The ship in question, the British Petroleum-owned GH Parks, which is carrying 300,000 gallons of diesel fuel that it onloaded at Texas City, Texas, sails under the flag of the Marshall Islands. For that reason alone, it has been stranded offshore, awaiting a one-time waiver of the Jones Act by the president.

Puerto Rico was pummeled by Hurricane Fiona on September 18, causing an island-wide blackout from which it is struggling to recover. As of Tuesday, about 30 percent of the island’s 1.47 million electric customers were without power and the demand for diesel fuel to power portable generators is off the charts.

Puerto Rico’s governor, Pedro Pierluisi, says he has been in constant contact with officials at Washington in recent days in an effort to secure a waiver for the GH Parks to unload its cargo, to no avail. Other officials from the territory, as well as lawmakers from areas on the mainland with significant Puerto Rican constituencies, also have been lobbying to have the restrictions lifted temporarily.

“I have asked for the personal intervention of the secretary of homeland security to allow a ship carrying diesel contracted by a private supplier that is near Puerto Rico to unload the fuel in order to help our people,” the governor said.

Labor unions, along with business groups representing American shipping interests, have long argued against issuing Jones Act waivers, even in cases of natural disaster. Mr. Biden, to the delight of union leaders, has often expressed support for the act, and even cited it when he signed a “Made in America” executive order during his first week in office. The order stipulated that any waivers to the act had to be approved by his “Made in America” office at the White House.

On Wednesday, one of those groups, the American Maritime Partnership, reiterated its opposition to a waiver and challenged what it called the “theatrics of a foreign oil company” trying to “take advantage of the crisis.” Puerto Ricans, the group said, have more than enough diesel fuel on hand without the cargo of the GH Parks.

“This stunt by a foreign oil company showing up unannounced in Puerto Rico while on its way overseas hoping to sell its fuel at a premium to Puerto Ricans in need, and thereby triggering a public and political rush to judgment, is bad precedent, a circumvention of U.S. law, and should never be tolerated,” the group said in a statement. “There continues to be absolutely no justification for a waiver of the Jones Act.”

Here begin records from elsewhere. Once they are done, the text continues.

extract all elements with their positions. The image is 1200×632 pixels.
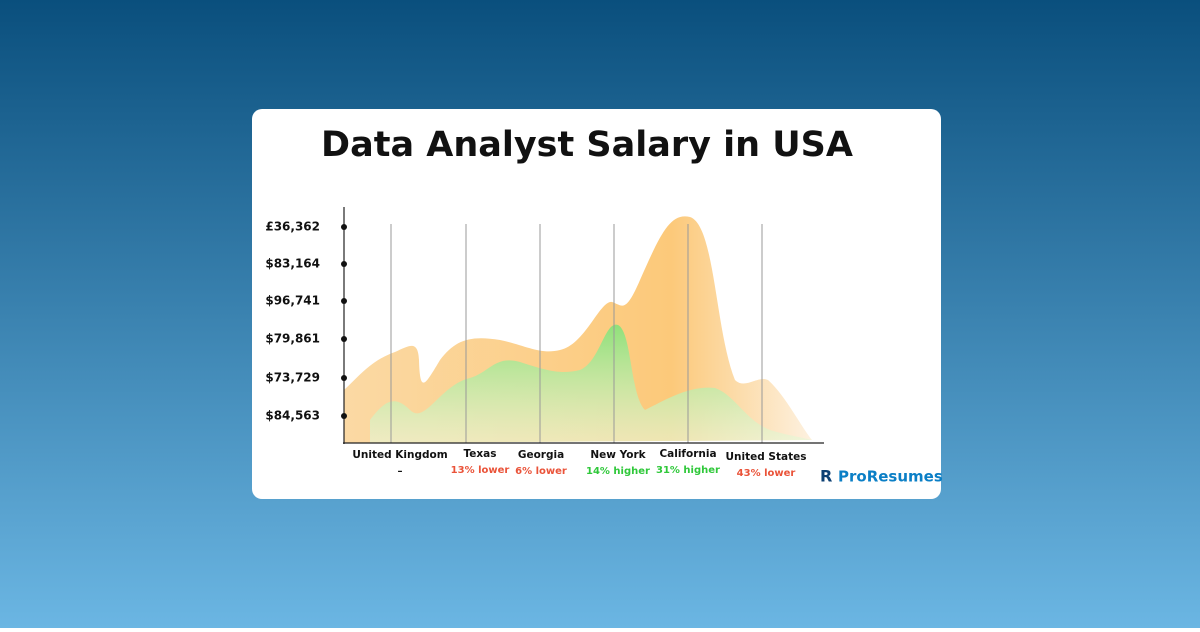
logo-mark: R	[820, 467, 832, 486]
axis-label: $96,741	[265, 294, 320, 308]
region-comparison: 31% higher	[656, 465, 720, 476]
region-comparison: 14% higher	[586, 466, 650, 477]
axis-label: $84,563	[265, 409, 320, 423]
region-comparison: 43% lower	[737, 468, 796, 479]
axis-dot	[341, 336, 347, 342]
axis-dot	[341, 224, 347, 230]
region-comparison: 13% lower	[451, 465, 510, 476]
region-name: United States	[726, 451, 807, 463]
green-area	[370, 324, 812, 443]
grid-lines	[390, 224, 763, 443]
region-comparison: –	[398, 466, 403, 477]
axis-dot	[341, 298, 347, 304]
title: Data Analyst Salary in USA	[321, 125, 853, 165]
region-comparison: 6% lower	[515, 466, 567, 477]
region-name: Texas	[464, 448, 497, 460]
axis-label: $73,729	[265, 371, 320, 385]
region-name: Georgia	[518, 449, 564, 461]
region-name: United Kingdom	[352, 449, 447, 461]
axis-dot	[341, 261, 347, 267]
logo: ProResumes	[838, 468, 943, 486]
axis-label: $83,164	[265, 257, 320, 271]
axis-label: $79,861	[265, 332, 320, 346]
region-name: New York	[590, 449, 646, 461]
region-name: California	[659, 448, 716, 460]
axis-label: £36,362	[265, 220, 320, 234]
axis-dot	[341, 413, 347, 419]
axis-dot	[341, 375, 347, 381]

Critics of the law, however, were hammering away at it Wednesday. Among the notables complaining about the administration’s lack of action a Democratic former treasury secretary and former president of Harvard University, Lawrence Summers. He took to Twitter Wednesday morning to ask why Mr. Biden has yet to sign off on the waiver.

The consequences of the act should be a warning to the Biden administration as adjusts American economic policies to boost domestic productivity and insulate supply chains from foreign influence, Mr. Summers said. The act was an attempt by President Wilson to boost American resilience and impose buy-American policies that has led to a number of unintended consequences.

“That it is increasing vulnerability, hurting [the] environment & leaving Puerto Ricans in the dark should make [the Biden administration] cautious & cost-benefit analysis focused as it implements industrial policies,” Mr. Summer wrote — in all-capital letters, no less, for maximum emphasis.